Prescription de l’activité physique adaptée : thèse sur l’impact de la participation des médecins à un Groupe Qualité

En avril 2019, les Groupes Qualité (GQ) bretons se sont réunis autour du thème régional portant sur la prescription d’activité physique adaptée (APA). Son étude a servi de base à la production d’un travail de thèse par Emilie CARIMALO, afin d’étudier l’impact de cette séance sur la pratique des médecins participants. L’objectif principal était d’améliorer la prescription d’APA. 

Cette étude s’est déclinée autour de plusieurs objectifs opérationnels :

  • Evaluer la proportion de médecins ayant déjà rédigé une prescription d’APA, avant/après,
  • Quantifier le nombre de prescriptions d’APA rédigées, avant/après,
  • Etudier les freins à la prescription d’APA et leur évolution avant/après,
  • Identifier les apports des GQ quant à la prescription de l’APA.

Au total, 181 médecins ont été inclus dans l’analyse avant/après, qui s’est déroulée sur les six mois consécutifs à la réunion des GQ en avril 2019.

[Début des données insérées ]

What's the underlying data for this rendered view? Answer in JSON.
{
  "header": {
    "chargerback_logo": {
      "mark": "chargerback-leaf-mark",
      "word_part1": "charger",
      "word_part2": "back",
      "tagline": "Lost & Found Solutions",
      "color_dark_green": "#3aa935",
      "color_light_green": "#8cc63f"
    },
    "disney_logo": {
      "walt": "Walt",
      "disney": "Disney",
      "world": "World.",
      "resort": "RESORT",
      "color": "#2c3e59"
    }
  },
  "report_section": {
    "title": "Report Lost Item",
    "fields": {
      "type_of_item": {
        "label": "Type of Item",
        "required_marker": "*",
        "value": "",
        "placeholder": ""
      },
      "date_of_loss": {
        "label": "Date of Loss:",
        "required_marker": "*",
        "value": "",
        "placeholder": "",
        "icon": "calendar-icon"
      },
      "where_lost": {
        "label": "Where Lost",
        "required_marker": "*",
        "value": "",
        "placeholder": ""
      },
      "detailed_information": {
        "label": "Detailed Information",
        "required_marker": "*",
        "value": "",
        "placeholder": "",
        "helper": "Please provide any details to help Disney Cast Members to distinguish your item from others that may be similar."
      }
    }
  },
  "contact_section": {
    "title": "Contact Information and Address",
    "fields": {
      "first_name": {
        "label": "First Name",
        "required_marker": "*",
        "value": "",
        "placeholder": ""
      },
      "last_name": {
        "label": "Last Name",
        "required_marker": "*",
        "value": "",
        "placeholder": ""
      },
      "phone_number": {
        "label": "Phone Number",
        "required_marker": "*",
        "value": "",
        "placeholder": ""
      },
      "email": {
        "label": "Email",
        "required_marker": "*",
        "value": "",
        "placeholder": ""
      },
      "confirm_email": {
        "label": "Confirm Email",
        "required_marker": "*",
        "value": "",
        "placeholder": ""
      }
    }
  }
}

Parmi les résultats de cette étude, on peut signaler que la proportion de médecins déclarant avoir déjà rédigé une prescription d’APA a augmenté de manière statistiquement significative, passant de 36 médecins à 84 médecins, suite à l’étude du thème au sein des Groupes Qualité. 

Soulignons que des médecins ont déclaré que certains de leurs patients ne souhaitaient pas de prescription d’APA en raison du non remboursement par l’Assurance Maladie.

A propos des professionnels aptes à dispenser des séances d’APA, l’analyse comparative avant / après révèle aussi une augmentation de la proportion de médecins considérant les professions suivantes comme aptes à dispenser des séances d’APA :

  • Kinésithérapeutes, passant de 69,6% à 79,6% 
  • Professeurs d’APA, passant de 74,6% à 83,4% 
  • Educateurs sportifs, passant de 68% à 76,2% 
  • Psychomotriciens, passant de 30,9% à 38,7% 
  • Ergothérapeutes, passant de 26,5% à 34,3%. 

En conclusion, cette étude a permis de constater une augmentation significative du nombre de médecins généralistes ayant déjà rédigé une prescription d’APA à six mois de leur participation à un GQ sur le sujet. 

Mais la prescription d’APA est un dispositif en cours de développement, peu connu des médecins généralistes comme des patients, et sortant du cadre classique des thérapies médicamenteuses. De nombreux obstacles à la prescription d’APA ont donc été identifiés, en particulier la méconnaissance de l’offre existante et ces difficultés d’accès. L’absence de remboursement par l’Assurance Maladie, le manque de temps en consultation, le manque de formation à la prescription et le manque de motivation des patients se sont également révélés être comme étant des freins importants.

Pour autant, l’étude met en lumière l’impact établi des GQ en matière de sensibilisation à la prescription d’APA, avec 88 % des participants qui se sont prononcés en ce sens. 

Cette thèse a été soutenue par Emilie Carimalo le 9 avril 2020.